Generaties
Drie kaardebollen stonden deze zomer
bij een bank waarop ik vaak vertoefde.
Op zonnige momenten en bedroefde,
in ‘n binnentuintje van een stadse dromer.
Drie stengels fier en recht schoten omhoog en
groeiden in april al richting mei.
Ze stonden met zijn drieën op een rij,
al heel verleidelijk voor hommel-ogen.
De lente was voor hen goed warm geweest;
met and’re planten hadden ze staan zonnen.
De voorpret voor de bloei was nu begonnen.
‘t Was de perfecte opmaat tot een feest.
Dat feest ving aan in juni en was paars.
De drie verkleurden tegelijkertijd:
vanuit het midden bloeiden ze verspreid
naar boven én beneden. Plots: iets zwaars
viel er voor het oog áf van de ovalen
en maakte plaats voor lichtheid, vreugde, bloei.
Dromer en ik, we zagen toen het vloei-
end lila opstijgen én dalen.
Betoverend was in de augustusdagen
de volheid van de kleur, met zonnestralen.
We bleven in dat kleine tuintje dralen.
We konden ook een regenbui verdragen.
De tweejarige kaardebol, bebloemd
stond in de tuin te pronken – volle glorie.
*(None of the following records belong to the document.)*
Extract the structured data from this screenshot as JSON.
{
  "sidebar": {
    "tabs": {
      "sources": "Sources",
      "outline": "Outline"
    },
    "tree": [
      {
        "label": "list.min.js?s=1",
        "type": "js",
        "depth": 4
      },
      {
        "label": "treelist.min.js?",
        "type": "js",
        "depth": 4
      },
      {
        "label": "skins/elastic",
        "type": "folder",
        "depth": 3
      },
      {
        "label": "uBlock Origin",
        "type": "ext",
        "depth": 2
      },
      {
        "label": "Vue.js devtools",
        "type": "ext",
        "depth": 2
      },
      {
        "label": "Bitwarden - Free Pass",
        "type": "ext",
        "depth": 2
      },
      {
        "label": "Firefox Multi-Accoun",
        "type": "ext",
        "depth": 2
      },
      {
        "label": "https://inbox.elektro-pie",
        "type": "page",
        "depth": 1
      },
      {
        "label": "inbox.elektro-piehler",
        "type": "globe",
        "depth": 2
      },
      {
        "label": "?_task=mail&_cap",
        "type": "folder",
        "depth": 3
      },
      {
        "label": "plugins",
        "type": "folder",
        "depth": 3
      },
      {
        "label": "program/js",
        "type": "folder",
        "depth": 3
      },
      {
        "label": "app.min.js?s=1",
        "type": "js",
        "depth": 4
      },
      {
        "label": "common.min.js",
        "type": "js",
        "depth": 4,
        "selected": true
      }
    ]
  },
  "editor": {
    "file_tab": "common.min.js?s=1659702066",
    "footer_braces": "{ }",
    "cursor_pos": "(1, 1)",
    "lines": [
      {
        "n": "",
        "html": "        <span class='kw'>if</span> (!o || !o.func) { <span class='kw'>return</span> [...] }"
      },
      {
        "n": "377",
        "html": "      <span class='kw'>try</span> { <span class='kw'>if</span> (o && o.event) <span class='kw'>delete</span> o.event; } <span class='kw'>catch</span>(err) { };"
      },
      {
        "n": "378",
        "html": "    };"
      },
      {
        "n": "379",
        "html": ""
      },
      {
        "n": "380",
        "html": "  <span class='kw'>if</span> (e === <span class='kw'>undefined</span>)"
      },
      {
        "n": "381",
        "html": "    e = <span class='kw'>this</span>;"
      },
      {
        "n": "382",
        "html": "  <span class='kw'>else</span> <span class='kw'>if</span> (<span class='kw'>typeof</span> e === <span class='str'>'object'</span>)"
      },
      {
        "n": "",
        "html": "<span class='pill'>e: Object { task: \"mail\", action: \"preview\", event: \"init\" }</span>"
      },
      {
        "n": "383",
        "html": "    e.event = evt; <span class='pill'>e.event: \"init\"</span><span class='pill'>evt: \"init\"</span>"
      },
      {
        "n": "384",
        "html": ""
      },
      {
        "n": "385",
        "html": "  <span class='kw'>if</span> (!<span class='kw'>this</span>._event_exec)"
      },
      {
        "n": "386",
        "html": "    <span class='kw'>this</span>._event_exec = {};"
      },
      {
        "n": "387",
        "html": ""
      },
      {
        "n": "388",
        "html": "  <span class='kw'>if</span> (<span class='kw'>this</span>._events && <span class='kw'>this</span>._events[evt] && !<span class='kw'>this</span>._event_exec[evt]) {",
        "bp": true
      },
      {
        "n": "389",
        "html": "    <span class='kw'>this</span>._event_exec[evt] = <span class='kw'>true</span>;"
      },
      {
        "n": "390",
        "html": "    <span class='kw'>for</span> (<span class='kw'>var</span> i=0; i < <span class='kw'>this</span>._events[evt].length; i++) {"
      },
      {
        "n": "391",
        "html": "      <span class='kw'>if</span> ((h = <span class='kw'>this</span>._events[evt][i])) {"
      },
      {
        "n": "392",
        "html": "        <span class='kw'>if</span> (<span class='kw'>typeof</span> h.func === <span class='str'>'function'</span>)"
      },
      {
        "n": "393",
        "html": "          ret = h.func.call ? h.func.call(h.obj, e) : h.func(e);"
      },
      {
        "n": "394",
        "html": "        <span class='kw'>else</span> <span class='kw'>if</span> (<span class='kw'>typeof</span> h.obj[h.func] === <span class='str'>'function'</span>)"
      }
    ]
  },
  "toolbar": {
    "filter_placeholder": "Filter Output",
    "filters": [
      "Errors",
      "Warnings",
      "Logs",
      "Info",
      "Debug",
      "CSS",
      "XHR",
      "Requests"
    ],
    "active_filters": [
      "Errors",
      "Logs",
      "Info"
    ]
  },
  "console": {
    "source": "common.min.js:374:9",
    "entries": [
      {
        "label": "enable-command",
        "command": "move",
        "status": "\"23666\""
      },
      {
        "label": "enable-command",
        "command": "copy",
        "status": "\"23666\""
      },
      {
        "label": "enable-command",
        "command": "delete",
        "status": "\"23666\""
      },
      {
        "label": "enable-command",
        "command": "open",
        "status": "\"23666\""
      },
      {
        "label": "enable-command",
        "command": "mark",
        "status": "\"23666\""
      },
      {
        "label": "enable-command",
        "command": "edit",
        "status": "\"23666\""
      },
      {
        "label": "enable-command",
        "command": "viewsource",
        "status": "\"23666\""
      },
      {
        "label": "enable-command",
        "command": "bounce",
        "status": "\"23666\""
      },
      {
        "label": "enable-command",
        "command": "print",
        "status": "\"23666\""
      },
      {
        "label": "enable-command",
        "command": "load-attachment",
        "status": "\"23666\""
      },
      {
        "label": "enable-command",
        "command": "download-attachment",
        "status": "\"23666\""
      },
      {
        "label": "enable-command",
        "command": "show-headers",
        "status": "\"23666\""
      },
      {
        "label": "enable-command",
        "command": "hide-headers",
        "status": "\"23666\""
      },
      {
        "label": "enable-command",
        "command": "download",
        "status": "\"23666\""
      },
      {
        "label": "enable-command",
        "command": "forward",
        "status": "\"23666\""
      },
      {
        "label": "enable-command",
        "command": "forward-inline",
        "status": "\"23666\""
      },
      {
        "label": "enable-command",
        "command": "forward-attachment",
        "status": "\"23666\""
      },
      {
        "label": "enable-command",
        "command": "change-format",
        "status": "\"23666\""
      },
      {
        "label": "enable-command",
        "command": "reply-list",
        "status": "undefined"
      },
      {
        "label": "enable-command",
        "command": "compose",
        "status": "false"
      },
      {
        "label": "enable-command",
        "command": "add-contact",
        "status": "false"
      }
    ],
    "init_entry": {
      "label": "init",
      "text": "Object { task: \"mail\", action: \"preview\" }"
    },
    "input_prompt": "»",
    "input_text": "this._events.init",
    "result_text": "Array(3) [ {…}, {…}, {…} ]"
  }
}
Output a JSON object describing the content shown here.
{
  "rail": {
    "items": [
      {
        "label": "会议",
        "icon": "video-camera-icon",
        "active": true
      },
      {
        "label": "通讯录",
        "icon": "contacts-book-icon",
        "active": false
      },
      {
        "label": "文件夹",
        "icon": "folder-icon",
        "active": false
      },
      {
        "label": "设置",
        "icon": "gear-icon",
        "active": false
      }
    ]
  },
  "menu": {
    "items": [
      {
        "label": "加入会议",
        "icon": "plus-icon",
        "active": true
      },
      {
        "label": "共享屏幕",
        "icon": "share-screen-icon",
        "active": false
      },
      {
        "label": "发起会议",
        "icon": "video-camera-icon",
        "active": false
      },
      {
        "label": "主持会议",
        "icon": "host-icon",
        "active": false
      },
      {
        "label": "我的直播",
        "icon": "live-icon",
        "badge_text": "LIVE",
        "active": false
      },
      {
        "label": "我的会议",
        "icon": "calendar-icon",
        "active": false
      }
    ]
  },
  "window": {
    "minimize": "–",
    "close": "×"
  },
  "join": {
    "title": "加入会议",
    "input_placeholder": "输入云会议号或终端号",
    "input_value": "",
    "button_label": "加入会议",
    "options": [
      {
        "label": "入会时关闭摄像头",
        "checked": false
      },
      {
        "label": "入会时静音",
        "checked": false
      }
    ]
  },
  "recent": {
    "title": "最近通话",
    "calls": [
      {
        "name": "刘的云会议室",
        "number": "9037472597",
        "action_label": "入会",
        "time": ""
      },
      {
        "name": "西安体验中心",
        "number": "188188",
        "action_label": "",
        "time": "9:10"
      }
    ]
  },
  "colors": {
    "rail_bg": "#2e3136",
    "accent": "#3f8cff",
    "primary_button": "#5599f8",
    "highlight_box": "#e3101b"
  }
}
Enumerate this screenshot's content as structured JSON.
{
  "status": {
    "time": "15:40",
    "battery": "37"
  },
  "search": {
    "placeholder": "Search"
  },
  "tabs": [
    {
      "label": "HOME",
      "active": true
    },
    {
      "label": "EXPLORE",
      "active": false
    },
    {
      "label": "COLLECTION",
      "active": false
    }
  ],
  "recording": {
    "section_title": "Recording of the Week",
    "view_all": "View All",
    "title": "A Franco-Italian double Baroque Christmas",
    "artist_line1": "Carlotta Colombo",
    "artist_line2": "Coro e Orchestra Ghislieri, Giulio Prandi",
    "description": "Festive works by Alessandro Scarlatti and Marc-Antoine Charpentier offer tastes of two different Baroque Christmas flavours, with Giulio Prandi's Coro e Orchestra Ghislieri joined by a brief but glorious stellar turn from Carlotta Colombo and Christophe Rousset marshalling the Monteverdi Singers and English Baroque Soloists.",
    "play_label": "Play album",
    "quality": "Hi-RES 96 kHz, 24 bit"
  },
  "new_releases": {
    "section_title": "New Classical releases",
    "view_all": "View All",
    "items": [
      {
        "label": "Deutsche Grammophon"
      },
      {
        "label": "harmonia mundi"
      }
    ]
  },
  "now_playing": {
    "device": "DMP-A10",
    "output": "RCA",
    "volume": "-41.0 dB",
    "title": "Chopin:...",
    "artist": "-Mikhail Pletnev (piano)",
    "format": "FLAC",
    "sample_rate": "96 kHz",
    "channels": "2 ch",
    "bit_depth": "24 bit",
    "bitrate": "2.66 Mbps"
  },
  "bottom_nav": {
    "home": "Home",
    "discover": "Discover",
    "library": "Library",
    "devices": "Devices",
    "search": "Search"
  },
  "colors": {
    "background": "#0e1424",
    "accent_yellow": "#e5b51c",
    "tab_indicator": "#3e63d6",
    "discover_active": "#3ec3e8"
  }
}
Doch snel, zo wisten we, was het historie:
ze waren tot verval, vergaan gedoemd.
September was het over. De drie-op-rij
veranderden in bruine silhouetten
niet onaardig, als je erop zou letten,
maar de hoogtijdagen waren écht voorbij.
Ze hadden netjes, in de tussentijd,
gezorgd voor zaden om zich heen, nu nog verborgen.
Die, als de winter straks voor bij is, zullen zorgen
voor nageslacht - volmaakte duurzaamheid !
© eke mannink, stadsdichter Zutphen.
Voor een brainstormsessie over de toekomst van Centrum voor Duurzaamheid De Kaardebol heeft de stadsdichter dit gedicht geschreven. Ter inspiratie, voorgedragen tijdens de lunch.